Продавец санге (СИ) - Феокритова Наташа
— Не упрекай меня, — он неизменно обижался. — Я давно бы нашел работу, если бы были друзья. Но здесь все говорят на тарабарщине. Не английский, а сплошной диссонанс в нос из хрюкающих междометий, будто у всей нации поголовно гайморит и в придачу кол в заднице.
Я смеялась, полагая, что привыкание требует времени. Мы ходили на языковые курсы, но учеба давалась ему с трудом.
— Я уверена, что Алиса тоже не видится с Плацидом. Он же все время в командировках, — рассуждала я, поспешно собираясь на работу и отдирая от подошвы носка очередной кусочек бумаги, демонстрационно возмущенно показывая его мужу. «Это что»?
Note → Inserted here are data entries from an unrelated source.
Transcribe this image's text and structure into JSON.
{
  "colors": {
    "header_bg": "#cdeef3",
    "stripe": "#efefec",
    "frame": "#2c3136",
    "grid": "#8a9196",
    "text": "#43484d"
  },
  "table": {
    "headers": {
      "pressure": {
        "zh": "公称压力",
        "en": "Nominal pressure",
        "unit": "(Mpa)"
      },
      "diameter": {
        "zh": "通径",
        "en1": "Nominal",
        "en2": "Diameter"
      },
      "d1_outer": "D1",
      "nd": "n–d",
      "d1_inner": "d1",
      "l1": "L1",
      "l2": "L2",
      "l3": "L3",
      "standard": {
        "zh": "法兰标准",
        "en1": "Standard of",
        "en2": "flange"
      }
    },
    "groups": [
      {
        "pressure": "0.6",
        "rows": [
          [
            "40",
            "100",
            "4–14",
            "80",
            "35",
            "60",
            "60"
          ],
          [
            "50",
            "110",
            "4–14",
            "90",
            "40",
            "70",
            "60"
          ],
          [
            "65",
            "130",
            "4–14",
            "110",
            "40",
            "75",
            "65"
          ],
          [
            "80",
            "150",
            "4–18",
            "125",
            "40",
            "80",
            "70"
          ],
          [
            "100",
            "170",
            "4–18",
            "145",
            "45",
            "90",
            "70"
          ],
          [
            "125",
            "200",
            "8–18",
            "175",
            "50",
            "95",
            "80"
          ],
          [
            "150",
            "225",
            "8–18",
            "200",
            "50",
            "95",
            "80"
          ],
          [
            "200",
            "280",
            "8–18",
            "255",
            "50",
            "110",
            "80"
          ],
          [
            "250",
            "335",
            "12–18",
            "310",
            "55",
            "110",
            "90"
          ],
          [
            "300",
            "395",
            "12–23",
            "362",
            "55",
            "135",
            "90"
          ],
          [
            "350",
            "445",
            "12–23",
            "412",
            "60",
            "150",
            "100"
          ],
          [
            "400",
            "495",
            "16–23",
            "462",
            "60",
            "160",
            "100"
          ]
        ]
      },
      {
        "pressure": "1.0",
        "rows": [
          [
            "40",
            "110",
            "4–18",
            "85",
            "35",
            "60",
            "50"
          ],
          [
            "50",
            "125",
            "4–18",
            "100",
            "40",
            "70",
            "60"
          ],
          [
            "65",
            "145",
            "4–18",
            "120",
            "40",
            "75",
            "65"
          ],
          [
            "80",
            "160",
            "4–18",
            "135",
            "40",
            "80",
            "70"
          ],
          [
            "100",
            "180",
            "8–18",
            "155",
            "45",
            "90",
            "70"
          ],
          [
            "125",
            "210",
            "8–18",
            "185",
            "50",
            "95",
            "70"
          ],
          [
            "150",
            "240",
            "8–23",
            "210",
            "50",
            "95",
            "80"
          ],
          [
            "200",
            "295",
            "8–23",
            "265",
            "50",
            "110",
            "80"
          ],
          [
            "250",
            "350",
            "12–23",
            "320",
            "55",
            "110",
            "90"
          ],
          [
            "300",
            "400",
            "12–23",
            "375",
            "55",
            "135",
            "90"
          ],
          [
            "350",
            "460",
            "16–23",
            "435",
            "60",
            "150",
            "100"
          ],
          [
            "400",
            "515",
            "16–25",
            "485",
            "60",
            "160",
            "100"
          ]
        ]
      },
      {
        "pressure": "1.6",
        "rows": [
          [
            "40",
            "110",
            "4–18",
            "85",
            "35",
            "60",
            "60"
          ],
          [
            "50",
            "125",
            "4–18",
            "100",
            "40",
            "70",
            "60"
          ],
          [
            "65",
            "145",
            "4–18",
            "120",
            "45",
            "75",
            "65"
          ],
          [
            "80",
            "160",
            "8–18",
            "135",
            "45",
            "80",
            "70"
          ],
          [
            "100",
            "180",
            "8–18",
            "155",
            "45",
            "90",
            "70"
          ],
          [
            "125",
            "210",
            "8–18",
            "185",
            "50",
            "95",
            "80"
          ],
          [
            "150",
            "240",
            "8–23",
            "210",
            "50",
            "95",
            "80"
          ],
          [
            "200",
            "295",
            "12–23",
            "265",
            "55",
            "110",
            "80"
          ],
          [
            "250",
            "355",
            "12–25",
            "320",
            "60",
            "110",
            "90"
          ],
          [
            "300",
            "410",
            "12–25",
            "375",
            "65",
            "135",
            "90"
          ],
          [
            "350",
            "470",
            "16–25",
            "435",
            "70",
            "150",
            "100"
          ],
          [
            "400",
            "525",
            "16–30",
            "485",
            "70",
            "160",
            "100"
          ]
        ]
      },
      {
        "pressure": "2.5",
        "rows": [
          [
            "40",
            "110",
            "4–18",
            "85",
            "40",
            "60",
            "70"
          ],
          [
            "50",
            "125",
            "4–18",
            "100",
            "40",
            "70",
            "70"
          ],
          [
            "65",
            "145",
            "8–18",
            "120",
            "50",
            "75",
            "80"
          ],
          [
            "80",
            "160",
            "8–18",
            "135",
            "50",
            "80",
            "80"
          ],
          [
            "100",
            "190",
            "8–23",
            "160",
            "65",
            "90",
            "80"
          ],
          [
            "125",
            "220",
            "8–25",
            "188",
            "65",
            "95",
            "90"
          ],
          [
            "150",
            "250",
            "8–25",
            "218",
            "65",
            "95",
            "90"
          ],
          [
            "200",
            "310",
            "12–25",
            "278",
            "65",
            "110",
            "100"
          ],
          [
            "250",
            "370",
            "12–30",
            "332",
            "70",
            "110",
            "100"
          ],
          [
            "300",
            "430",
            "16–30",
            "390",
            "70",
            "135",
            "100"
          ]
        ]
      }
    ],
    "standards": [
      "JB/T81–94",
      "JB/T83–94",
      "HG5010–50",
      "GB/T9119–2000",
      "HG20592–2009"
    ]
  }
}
— Она же справляется как-то.
От нечего делать Андрей вспомнил о детском хобби — мастерил оригами и прочую ерунду из бумаги. У него выходили неплохие многослойные открытки. Из-за этого по всему дому валялись маленькие обрезки, ножницы, круглые держатели без лезвий, а иногда и с ними, в зависимости от того, где он располагался со своим самовосстанавливающимся ковриком для резки. Тихо закипая, я выкинула клочок в мусор.
— Предлагаешь записаться на фитнес и начать ходить в спа? Ой, дорогая, — гримасничал Андрей, повысив голос до писклявого, изображая как накладывает макияж. — Я не знаю, что сегодня надеть и куда засунуть член — в попку или куда-нибудь повыше. Боюсь попасть впросак. Так что ли? Нет, лучше бумажки.
— Но ведь ты сам хотел, помнишь? — я снова засмеялась, обуваясь, но уже над другим. Над тем, как часто правда лежит на поверхности фраз, не осознаваемых нами догадок о других, о жизни. А жизнь в весеннем Лондоне походила на сказку для мужа, и работать он явно не спешил.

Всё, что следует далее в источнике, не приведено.